Tempo d'estate, tempo di compiti. Oppure no?
Il dibattito è sempre rovente quando si tratta questo argomento. Gli alunni storcono il naso e sostengono di aver diritto al riposo; gli insegnanti temono che due mesi di ozio vanifichino i progressi fatti durante l'anno.
È una scelta non facile e non può esserci una soluzione univoca. Le persone che ci troviamo di fronte sono tutte diverse; fra i banchi non ci sono androidi che rispondono in modo prevedibile a determinati input. Ci sono invece esseri umani in cammino su una strada che, per qualche anno, confluisce in quella grande piazza che è la classe.
Come insegnanti abbiamo il compito di rendere la porzione di cammino che condividiamo con gli alunni degna di essere vissuta, pregna di significato.
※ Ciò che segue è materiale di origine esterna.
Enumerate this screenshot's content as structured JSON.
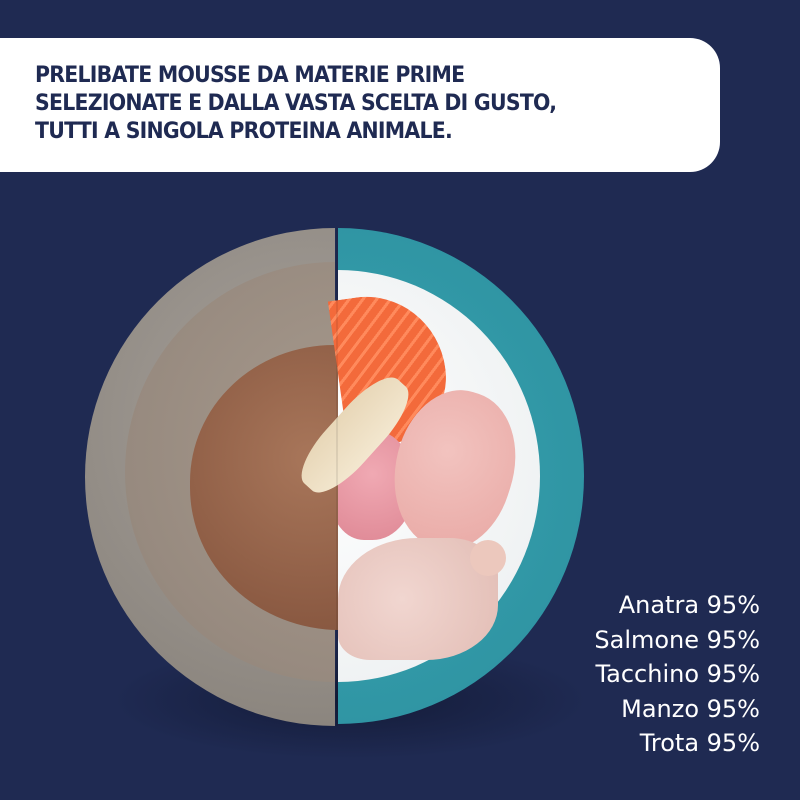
{
  "colors": {
    "background": "#1f2a52",
    "banner": "#ffffff",
    "headline_text": "#1f2a52",
    "list_text": "#ffffff",
    "plate_rim": "#2e93a2"
  },
  "headline": {
    "lines": [
      "PRELIBATE MOUSSE DA MATERIE PRIME",
      "SELEZIONATE E DALLA VASTA SCELTA DI GUSTO,",
      "TUTTI A SINGOLA PROTEINA ANIMALE."
    ]
  },
  "flavors": [
    {
      "label": "Anatra 95%"
    },
    {
      "label": "Salmone 95%"
    },
    {
      "label": "Tacchino 95%"
    },
    {
      "label": "Manzo 95%"
    },
    {
      "label": "Trota 95%"
    }
  ]
}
Per questo motivo, scegliere quali compiti assegnare, scegliere se assegnare dei compiti o no, dipende dal percorso che si sta facendo insieme.
In generale, io non amo assegnare pagine infinite di esercizi che demotivano i più motivati e inducono i meno motivati a copiare. Preferisco di gran lunga consigliare delle letture. Romanzi, poesie, racconti che siano propedeutici allo studio delle tipologie testuali, a partire da settembre. Accanto a questi, è bello lasciare gli allievi liberi di esplorare, liberi di scegliere le letture che preferiscono.
Come verificare che la consegna sia portata a termine? Con l'esperienza ho constatato che è del tutto inutile somministrare un classico test con domande a risposte aperte o chiuse. È molto più efficace chiedere la stesura di un diario di bordo in cui annotare emozioni e riflessioni suscitate dalla lettura. Un quaderno di pensieri su cui costruire percorsi didattici, al rientro a scuola. In alternativa, si può strutturare un compito autentico che metta in moto competenze specifiche da potenziare.
Ci sono ancora infinite opzioni che, sono sicura, possono essere esplorate. La voglia di provare e di sperimentare di certo non manca.